Selon Jim Grant, spécialiste des marchés des dettes et qui publie depuis 1983 sa célèbre lettre Grant’s Interest Rate Observer, le Japon serait le plus grand risque financier en ce moment sur les marchés mondiaux. En effet, les taux exigés du marché obligataire japonais ont commencé à monter dernièrement, révélant des signes de l’incapacité de la Banque à soutenir sa politique de contrôle. Bien que le Gouverneur de la Banque du Japon, Haruhiko Kuroda, ait cherché à rassurer tout le monde lorsque cela s’est produit, on devine que les outils à sa disposition ne sont peut-être plus suffisants pour stabiliser les taux. Grant utilise une image forte : Le marché des obligations japonaises se comporte comme un chien sur l’adrénaline qui est rendu au bout de sa corde tendue, qui est elle-même sur le point de céder. Selon Grant, le Japon est aussi aux prises avec une inflation forte et le maintien des taux bas est tout simplement impossible dans un tel contexte. De plus, avec les taux d’intérêt qui montent partout ailleurs, les capitaux japonais sortent du pays afin d’avoir accès à de meilleurs rendements, ce qui a contribué à faire plonger la devise japonaise et a mis encore plus de pression sur la hausse du coût de la vie. 

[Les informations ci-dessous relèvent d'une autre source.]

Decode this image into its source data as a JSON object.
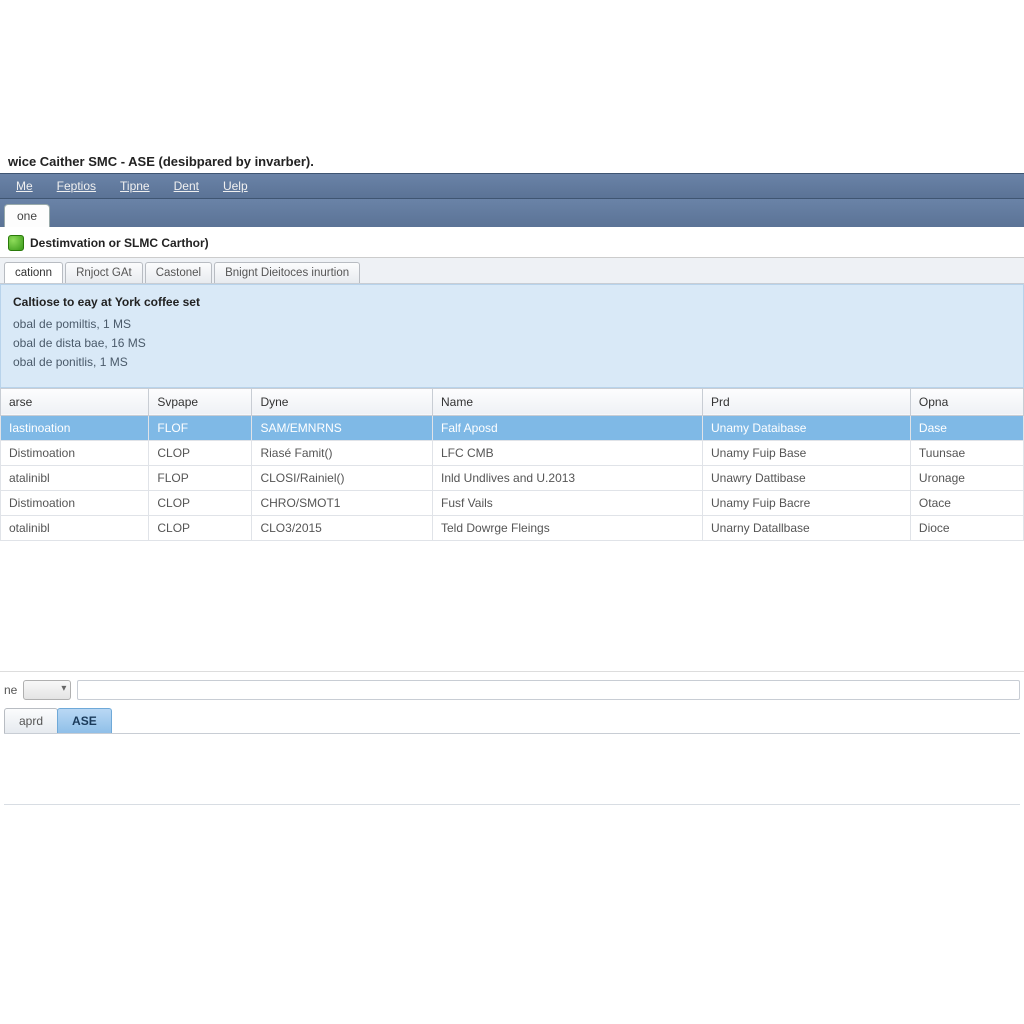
{
  "window": {
    "title": "wice Caither SMC - ASE  (desibpared by invarber)."
  },
  "menubar": {
    "items": [
      "Me",
      "Feptios",
      "Tipne",
      "Dent",
      "Uelp"
    ]
  },
  "outer_tabs": {
    "items": [
      "one"
    ]
  },
  "section": {
    "title": "Destimvation or SLMC Carthor)"
  },
  "inner_tabs": {
    "items": [
      "cationn",
      "Rnjoct GAt",
      "Castonel",
      "Bnignt Dieitoces inurtion"
    ],
    "active_index": 0
  },
  "info_panel": {
    "title": "Caltiose to eay at York coffee set",
    "lines": [
      "obal de pomiltis, 1 MS",
      "obal de dista bae, 16 MS",
      "obal de ponitlis, 1 MS"
    ]
  },
  "grid": {
    "columns": [
      "arse",
      "Svpape",
      "Dyne",
      "Name",
      "Prd",
      "Opna"
    ],
    "rows": [
      {
        "cells": [
          "Iastinoation",
          "FLOF",
          "SAM/EMNRNS",
          "Falf Aposd",
          "Unamy Dataibase",
          "Dase"
        ],
        "selected": true
      },
      {
        "cells": [
          "Distimoation",
          "CLOP",
          "Riasé Famit()",
          "LFC CMB",
          "Unamy Fuip Base",
          "Tuunsae"
        ],
        "selected": false
      },
      {
        "cells": [
          "atalinibl",
          "FLOP",
          "CLOSI/Rainiel()",
          "Inld Undlives and U.2013",
          "Unawry Dattibase",
          "Uronage"
        ],
        "selected": false
      },
      {
        "cells": [
          "Distimoation",
          "CLOP",
          "CHRO/SMOT1",
          "Fusf Vails",
          "Unamy Fuip Bacre",
          "Otace"
        ],
        "selected": false
      },
      {
        "cells": [
          "otalinibl",
          "CLOP",
          "CLO3/2015",
          "Teld Dowrge Fleings",
          "Unarny Datallbase",
          "Dioce"
        ],
        "selected": false
      }
    ]
  },
  "filter": {
    "label": "ne"
  },
  "bottom_tabs": {
    "items": [
      "aprd",
      "ASE"
    ],
    "active_index": 1
  }
}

En contrepartie, si la Banque du Japon laisse aller les taux à la hausse afin d’une part de freiner l’inflation, et d’autre part de garder les capitaux sur l’île et stopper la saignée de la devise, les problèmes de dettes, eux, vont émerger et avoir des conséquences fatales pour le Japon qui est, rappelons-le, le pays le plus endetté au monde. On pourrait alors assister à quelque chose comme ce qui est arrivé en Angleterre l’automne dernier, où les fonds de pension sont passés à deux doigts de la faillite suite à la hausse des taux.

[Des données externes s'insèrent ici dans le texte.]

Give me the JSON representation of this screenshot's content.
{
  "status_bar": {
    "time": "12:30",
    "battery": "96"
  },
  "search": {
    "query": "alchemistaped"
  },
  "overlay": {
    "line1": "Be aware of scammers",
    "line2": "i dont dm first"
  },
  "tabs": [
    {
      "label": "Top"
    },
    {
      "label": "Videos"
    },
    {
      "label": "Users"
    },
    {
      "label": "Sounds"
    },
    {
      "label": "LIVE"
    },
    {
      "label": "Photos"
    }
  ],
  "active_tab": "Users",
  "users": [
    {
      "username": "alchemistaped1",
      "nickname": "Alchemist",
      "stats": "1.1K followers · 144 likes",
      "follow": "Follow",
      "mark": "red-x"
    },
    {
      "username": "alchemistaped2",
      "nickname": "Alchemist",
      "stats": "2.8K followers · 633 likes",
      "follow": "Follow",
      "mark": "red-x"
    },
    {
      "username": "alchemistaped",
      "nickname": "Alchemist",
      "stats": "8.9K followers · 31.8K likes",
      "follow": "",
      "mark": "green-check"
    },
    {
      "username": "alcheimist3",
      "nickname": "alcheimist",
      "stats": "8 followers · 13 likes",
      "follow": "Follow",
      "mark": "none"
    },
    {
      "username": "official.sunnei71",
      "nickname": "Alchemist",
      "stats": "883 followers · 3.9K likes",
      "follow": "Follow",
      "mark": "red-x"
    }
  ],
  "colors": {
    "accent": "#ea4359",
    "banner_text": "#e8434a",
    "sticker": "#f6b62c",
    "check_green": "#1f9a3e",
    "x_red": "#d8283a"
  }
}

Grant poursuit en rappelant que paradoxalement, le Japon est aussi un des plus grands créditeurs des États-Unis et de l’Europe -les investissements japonais à l’étranger atteignant 3 trilliards-. Si les capitaux japonais se mettaient à rentrer au pays subitement, ce serait un choc pour tout le système financier mondial.  Les raisons qui rendent un tel scénario très plausible sont nombreuses car en tant que pays manufacturier, le Japon se retrouve actuellement dans une situation de grande vulnérabilité: l’inflation augmente le coût des matières premières, la hausse des taux d’intérêts augmente les charges d’intérêts et la récession s’installe dans les pays consommateurs des bien japonais, faisant chuter les ventes.

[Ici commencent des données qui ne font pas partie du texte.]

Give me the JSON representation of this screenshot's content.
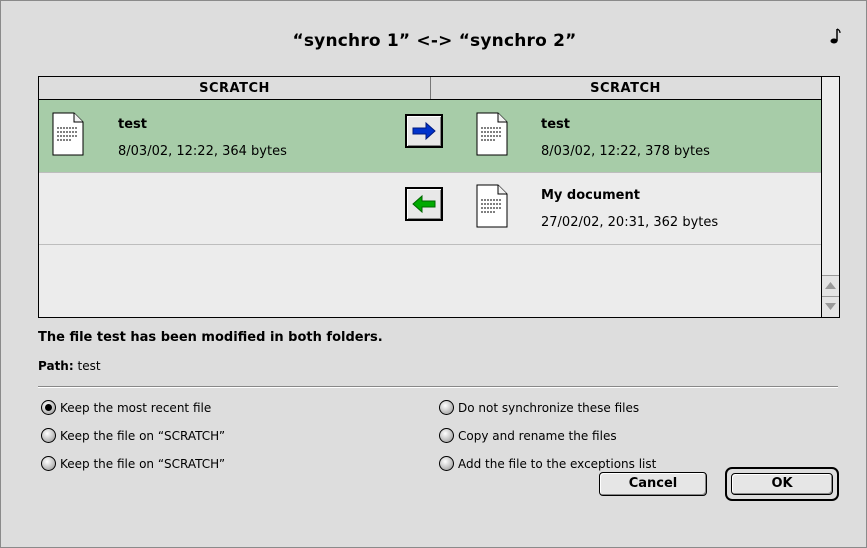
{
  "dialog": {
    "title": "“synchro 1” <-> “synchro 2”",
    "corner_icon": "note-icon"
  },
  "list": {
    "columns": [
      "SCRATCH",
      "SCRATCH"
    ],
    "selected_row_color": "#a7cca8",
    "rows": [
      {
        "left": {
          "name": "test",
          "meta": "8/03/02, 12:22, 364 bytes"
        },
        "direction": "right-arrow-icon",
        "arrow_color": "#0033cc",
        "right": {
          "name": "test",
          "meta": "8/03/02, 12:22, 378 bytes"
        },
        "selected": true
      },
      {
        "direction": "left-arrow-icon",
        "arrow_color": "#00aa00",
        "right": {
          "name": "My document",
          "meta": "27/02/02, 20:31, 362 bytes"
        },
        "selected": false
      }
    ]
  },
  "message": "The file test has been modified in both folders.",
  "path": {
    "label": "Path",
    "separator": ":",
    "value": "test"
  },
  "options": {
    "left": [
      {
        "label": "Keep the most recent file",
        "checked": true
      },
      {
        "label": "Keep the file on “SCRATCH”",
        "checked": false
      },
      {
        "label": "Keep the file on “SCRATCH”",
        "checked": false
      }
    ],
    "right": [
      {
        "label": "Do not synchronize these files",
        "checked": false
      },
      {
        "label": "Copy and rename the files",
        "checked": false
      },
      {
        "label": "Add the file to the exceptions list",
        "checked": false
      }
    ]
  },
  "buttons": {
    "cancel": "Cancel",
    "ok": "OK"
  }
}
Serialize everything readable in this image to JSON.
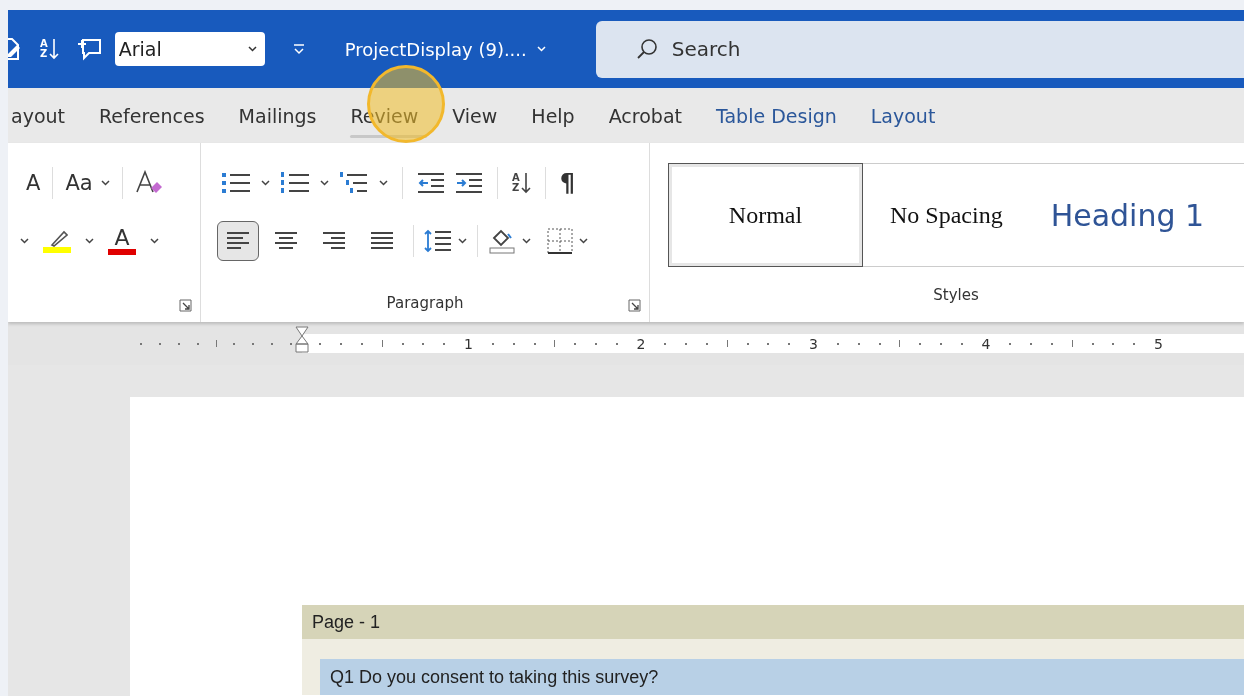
{
  "title_bar": {
    "sort": {
      "top": "A",
      "bottom": "Z"
    },
    "font": "Arial",
    "document_title": "ProjectDisplay (9)....",
    "search": {
      "placeholder": "Search"
    }
  },
  "tabs": [
    {
      "label": "ayout",
      "selected": false,
      "contextual": false
    },
    {
      "label": "References",
      "selected": false,
      "contextual": false
    },
    {
      "label": "Mailings",
      "selected": false,
      "contextual": false
    },
    {
      "label": "Review",
      "selected": true,
      "contextual": false
    },
    {
      "label": "View",
      "selected": false,
      "contextual": false
    },
    {
      "label": "Help",
      "selected": false,
      "contextual": false
    },
    {
      "label": "Acrobat",
      "selected": false,
      "contextual": false
    },
    {
      "label": "Table Design",
      "selected": false,
      "contextual": true
    },
    {
      "label": "Layout",
      "selected": false,
      "contextual": true
    }
  ],
  "ribbon": {
    "font": {
      "grow_font": "A",
      "change_case": "Aa",
      "font_color": "A"
    },
    "paragraph": {
      "label": "Paragraph",
      "sort": {
        "top": "A",
        "bottom": "Z"
      },
      "pilcrow": "¶",
      "alignment": [
        {
          "kind": "left",
          "selected": true
        },
        {
          "kind": "center",
          "selected": false
        },
        {
          "kind": "right",
          "selected": false
        },
        {
          "kind": "justify",
          "selected": false
        }
      ]
    },
    "styles": {
      "label": "Styles",
      "items": [
        {
          "label": "Normal",
          "kind": "body",
          "selected": true
        },
        {
          "label": "No Spacing",
          "kind": "body",
          "selected": false
        },
        {
          "label": "Heading 1",
          "kind": "heading",
          "selected": false
        }
      ]
    }
  },
  "ruler": {
    "numbers": [
      "1",
      "2",
      "3",
      "4",
      "5"
    ]
  },
  "document": {
    "table": {
      "page_header": "Page - 1",
      "questions": [
        "Q1 Do you consent to taking this survey?"
      ]
    }
  }
}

Pour Grant, la politique monétaire japonaise ressemble au mur de Berlin de la guerre froide. Tôt ou tard, elle s’effondrera. En tant que 3e économie mondiale et grand créditeur de l’Occident, un tel effondrement créerait un choc de confiance mondial envers les méthodologies adoptées par nos banques centrales partout dans le monde, et créerait sans nul doute une panique immédiate quant au risque relié à notre propre niveau d’endettement.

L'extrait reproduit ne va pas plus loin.